I first posted this in 2008, but was thinking about it today. Thinking mainly how it feels I’m losing my memory, and am thankful for details I wrote down three years ago…
I often pretended Maura Dominiak’s nooks and crannies house were mine. Big, rustic, rife with wood, and usually empty of parental supervision. Full of antique stoves and stained glass and porcelain knobs. After Fall’s football games, we’d drive up to the detached garage with the warped edges that never shut properly, park behind the Peugeot, and scatter snow on the walk to the side door that opened to an impossibly chubby sectional. To the right of the couch, three rough-hewn driftwood stairs led to a paneled bathroom that was as homey and warm as a bathroom could hope to be, no plastic seat cozy there, not like at my house. Up more stairs behind the couch was a small pocket room with a bar in the corner, bedecked with green-lidded lamps and unmonitored — at least we hoped — bottles of tart alcohol.

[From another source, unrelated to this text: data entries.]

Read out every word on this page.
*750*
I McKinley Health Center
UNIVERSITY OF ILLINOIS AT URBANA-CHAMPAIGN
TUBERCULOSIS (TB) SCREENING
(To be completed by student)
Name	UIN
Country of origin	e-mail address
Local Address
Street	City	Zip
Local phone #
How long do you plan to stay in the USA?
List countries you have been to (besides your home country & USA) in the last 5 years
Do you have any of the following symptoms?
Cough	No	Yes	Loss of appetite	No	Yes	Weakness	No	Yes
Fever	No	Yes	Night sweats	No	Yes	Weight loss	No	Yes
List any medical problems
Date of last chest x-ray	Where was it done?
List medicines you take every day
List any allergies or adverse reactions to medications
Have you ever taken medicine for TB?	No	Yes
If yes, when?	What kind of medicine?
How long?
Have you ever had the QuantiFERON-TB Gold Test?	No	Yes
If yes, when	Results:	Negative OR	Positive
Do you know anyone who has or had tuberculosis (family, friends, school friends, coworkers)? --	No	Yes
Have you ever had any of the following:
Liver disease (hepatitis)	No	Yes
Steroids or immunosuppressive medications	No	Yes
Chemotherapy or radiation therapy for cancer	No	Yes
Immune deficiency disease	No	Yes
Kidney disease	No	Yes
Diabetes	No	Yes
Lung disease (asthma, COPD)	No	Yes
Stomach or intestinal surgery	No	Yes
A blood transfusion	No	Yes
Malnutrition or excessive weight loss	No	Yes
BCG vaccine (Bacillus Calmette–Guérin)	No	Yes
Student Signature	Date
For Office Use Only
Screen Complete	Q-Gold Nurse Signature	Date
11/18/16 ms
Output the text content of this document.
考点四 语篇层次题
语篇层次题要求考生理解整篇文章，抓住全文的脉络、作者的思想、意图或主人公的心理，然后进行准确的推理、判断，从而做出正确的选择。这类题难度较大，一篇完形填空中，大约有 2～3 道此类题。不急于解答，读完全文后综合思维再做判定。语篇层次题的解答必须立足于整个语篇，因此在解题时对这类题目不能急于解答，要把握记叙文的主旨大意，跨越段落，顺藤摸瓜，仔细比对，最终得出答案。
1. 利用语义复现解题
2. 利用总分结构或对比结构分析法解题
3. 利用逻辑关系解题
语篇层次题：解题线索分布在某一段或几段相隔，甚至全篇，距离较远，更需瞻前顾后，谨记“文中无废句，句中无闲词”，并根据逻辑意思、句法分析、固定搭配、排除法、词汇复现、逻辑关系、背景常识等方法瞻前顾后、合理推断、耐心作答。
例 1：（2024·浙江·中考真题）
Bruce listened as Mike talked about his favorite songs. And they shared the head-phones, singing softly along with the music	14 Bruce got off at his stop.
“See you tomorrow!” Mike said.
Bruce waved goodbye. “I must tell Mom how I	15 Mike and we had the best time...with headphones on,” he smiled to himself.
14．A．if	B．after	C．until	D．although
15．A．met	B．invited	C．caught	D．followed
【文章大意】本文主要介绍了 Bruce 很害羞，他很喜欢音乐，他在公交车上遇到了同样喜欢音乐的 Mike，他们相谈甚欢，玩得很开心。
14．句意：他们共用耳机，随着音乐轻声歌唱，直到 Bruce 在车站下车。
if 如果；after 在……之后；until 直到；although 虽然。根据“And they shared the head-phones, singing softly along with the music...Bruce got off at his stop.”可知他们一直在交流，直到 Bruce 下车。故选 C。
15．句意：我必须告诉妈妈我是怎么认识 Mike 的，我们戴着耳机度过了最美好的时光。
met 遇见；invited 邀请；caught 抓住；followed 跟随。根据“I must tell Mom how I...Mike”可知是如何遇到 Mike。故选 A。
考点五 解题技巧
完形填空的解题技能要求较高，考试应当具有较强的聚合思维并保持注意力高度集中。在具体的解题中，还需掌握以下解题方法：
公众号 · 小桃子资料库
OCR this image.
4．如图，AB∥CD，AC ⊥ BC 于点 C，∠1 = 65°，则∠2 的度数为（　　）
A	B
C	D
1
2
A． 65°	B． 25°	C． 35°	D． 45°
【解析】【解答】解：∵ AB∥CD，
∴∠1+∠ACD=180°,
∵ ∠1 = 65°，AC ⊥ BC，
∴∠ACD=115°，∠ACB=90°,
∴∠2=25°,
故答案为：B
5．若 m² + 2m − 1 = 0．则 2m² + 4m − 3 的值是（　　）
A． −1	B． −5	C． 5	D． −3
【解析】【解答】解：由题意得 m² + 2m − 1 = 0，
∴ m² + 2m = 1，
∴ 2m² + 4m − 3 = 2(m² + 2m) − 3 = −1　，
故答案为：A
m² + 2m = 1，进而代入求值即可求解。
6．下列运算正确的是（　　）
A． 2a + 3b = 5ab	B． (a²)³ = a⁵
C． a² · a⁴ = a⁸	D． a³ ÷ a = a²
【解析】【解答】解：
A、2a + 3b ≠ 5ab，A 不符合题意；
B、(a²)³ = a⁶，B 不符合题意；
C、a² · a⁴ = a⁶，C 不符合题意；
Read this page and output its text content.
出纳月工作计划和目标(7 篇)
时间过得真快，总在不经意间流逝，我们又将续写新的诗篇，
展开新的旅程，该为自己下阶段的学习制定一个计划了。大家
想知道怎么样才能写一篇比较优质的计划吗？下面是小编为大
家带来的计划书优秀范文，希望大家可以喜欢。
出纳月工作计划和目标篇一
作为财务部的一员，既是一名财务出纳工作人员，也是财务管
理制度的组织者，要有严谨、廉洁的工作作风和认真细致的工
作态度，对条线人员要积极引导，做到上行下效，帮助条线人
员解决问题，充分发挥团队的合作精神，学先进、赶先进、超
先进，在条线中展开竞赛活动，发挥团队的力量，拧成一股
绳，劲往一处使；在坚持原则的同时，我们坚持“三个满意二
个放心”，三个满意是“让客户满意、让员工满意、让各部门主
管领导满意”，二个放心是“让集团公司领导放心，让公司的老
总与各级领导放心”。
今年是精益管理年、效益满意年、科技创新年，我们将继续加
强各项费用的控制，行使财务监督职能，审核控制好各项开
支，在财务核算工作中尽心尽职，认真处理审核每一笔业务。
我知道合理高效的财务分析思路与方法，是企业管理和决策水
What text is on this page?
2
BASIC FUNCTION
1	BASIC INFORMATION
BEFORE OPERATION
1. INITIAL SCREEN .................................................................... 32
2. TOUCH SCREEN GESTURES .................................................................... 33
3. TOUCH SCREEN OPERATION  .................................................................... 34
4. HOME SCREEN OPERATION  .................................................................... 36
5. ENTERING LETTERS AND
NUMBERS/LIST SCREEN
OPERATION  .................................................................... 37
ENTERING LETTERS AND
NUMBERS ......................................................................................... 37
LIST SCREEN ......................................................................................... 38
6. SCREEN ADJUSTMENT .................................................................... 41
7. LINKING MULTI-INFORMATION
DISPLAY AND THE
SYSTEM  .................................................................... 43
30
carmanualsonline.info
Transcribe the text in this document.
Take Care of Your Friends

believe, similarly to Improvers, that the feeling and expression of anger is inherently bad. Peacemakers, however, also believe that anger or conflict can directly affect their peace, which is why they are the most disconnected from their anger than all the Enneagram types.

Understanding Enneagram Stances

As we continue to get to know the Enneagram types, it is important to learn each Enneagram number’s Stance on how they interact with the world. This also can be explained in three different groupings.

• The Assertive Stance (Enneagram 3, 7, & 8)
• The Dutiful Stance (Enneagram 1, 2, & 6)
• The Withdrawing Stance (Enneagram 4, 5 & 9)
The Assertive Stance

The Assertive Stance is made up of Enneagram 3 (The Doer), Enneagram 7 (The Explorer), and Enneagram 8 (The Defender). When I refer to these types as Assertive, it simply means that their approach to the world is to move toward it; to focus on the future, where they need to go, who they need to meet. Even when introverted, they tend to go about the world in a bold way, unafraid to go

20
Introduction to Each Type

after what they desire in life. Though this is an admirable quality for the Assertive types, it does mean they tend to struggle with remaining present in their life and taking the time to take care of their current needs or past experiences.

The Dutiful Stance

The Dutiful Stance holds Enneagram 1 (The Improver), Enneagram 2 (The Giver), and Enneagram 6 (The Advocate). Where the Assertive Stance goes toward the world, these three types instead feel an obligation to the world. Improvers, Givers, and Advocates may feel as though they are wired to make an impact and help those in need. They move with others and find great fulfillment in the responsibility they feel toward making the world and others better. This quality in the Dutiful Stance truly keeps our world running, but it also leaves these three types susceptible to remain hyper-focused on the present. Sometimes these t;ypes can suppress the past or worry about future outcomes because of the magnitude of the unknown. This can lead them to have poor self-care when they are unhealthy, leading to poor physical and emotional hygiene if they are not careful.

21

I’d fallen asleep on that rotund, bouncy couch, more times than I’ll ever recall at this age, usually head to head or toe to toe with any number of other friends who stayed the night. Laura’s brother, a few years older, watched over us girls like a father hawk, her sister was the homecoming queen. When her parents stayed home, they treated us like the silly friend who babbles about nothing, bemusedly and with good-natured maintenance. On warm nights, and on snow nights too, a group of us walked through a thin line of cabin homes and trees to a small lake where we’d drink fizzy cans of beer and skip rocks, or huddle, waiting for one of the guys to offer up his white pleather and brown felt letter jacket.
Angst and jealousy, sheepishness, quiet moroseness, arrogance; they all found their way into those nights, hanging on nearby branches, dripping with the ice, blazing in the sun. Often, I’d think we left those things by the lake, but each of us carried them with us, back into the house, and into the nooks and crannies where we’d sit as couples, or trios, or some of us, by ourselves, too fizzy to care.
It was on the sleeper’s couch that I found myself, listening to Let’s Hear it for the Boy, remembering how I botched the pom pom tryouts, knowing I’d never be that girl, when Tommy sidled over, brushing my leg with his blue cords. Up to then, I’d only kissed my golden retriever, Nugget, but I knew Sweet Valley High when I saw it. I kept my eyes trained on his tan suede shoes, the ankle-top ones with the big tongue, and I didn’t move, those shoes were my spot in the dance. Talk buzzed the air between us and I tried to swat it. What’s going on? Where’s Laura? What are you doing? Did you have fun at the football game? Are you going to Homecoming? On and on.
My eyes stayed to the ground until he cupped me under the chin and told me to look him in the face. I found an eyelash and concentrated on it, avoiding his pupils at all costs. So I guess I didn’t see it coming. In seconds, I tasted wet muscle in my mouth. Flexing, contracting, active. An OCD germophobe in the making, I considered the saliva pooling in the corners of the mouth, but maybe it was supposed to be like this: messy, disturbingly robust, moist. An awful lot like Nugget.
Tommy tasted like Dum Dums and sure enough, FD&C Red #40 stained his lips, which made my dried spit tainted mouth twitch. Soon the muscle retracted, and I swiped the back of my palm over my mouth. I saw him kissing Lauretta a half hour later, so I went to my favorite bucolic bathroom and scrubbed the pink off my hand.
schmutzie says
I just wanted to let you know that this weblog is being featured on Five Star Friday – http://www.schmutzie.com/fivestarfriday/2011/7/29/five-star-fridays-159th-edition-is-brought-to-you-by-this-hu.html
green girl in wisconsin says
It’s not just the details that rivet, it’s the honesty of that feeling grossed out by a first french kiss.
pauline says
Hi Deb,
I don’t stop here often enough and when I do it’s usually on my phone so I don’t go through the hell of leaving a comment. But here I am. On my computer, no less. So I’m commenting.
I love your voice. I love the images you create. The memories you share. Your words have power, lady. Thank you for being part of my writer’s circle.